Well, crazy culottes, Fashion Week starts tomorrow. That means it unofficially started yesterday. And that means I’ve been wearing six turbans on one head for two days now. In any case, The New York Post commissioned my silly ass to write a story for their paper running today about Getting Fashion Week Ready. As in most my street style installments, I lend tips to NY Post readers on becoming the feather of Scott Schuman’s eye. Because everyone knows, this week is only as important as the high volume of blogs you land on.
Step 1: Give the Black Swan a run for her feathers. Look something like a potato sack while doing so.
Step 2: Have more feathers? Throw them in. Have a mom with remnants of the 80s in the form of navy leather Alaia cut-out belt? Add that too.
…You can also stop in your tracks if you please to pretend as though you are the subject of a Seventeen Magazine fashion spread.
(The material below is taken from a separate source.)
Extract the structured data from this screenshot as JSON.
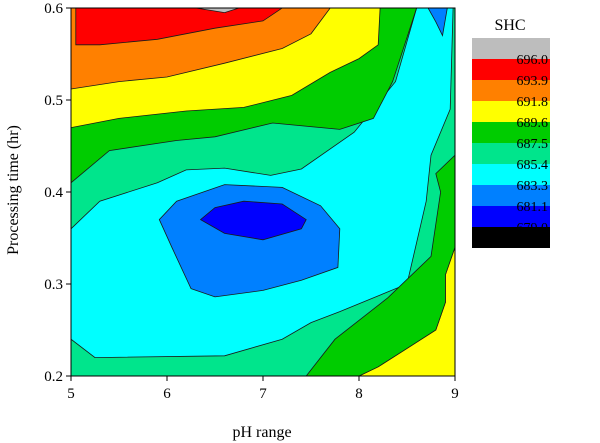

Optional. Highly recommended.
Step 3: Add a vest, Bonus points if its leather because swans that ride motorcycles are really hot right now and this look may exude just that.
Step 4: Bare feet and legs aren’t going to do, if only because current weather conditions call for hypothermic reactions–though I do suppose purple legs could make for a great color-blocking story. Just try for floral print tights (hipster points for pre-ripped seams) and a pair of socks to pair with some sandals for now. We’re almost there, Repellers!
Step 5: Add a military jacket because, you know, when in doubt, utility out.
Step 6: Holy moly me oh my, feathers and fur, feathers and fur. Just like a woman trying to seduce you holding a sign that reads “chock full o’STDs.” Eh? Eh? No? Anyone? Sigh, no one gets me.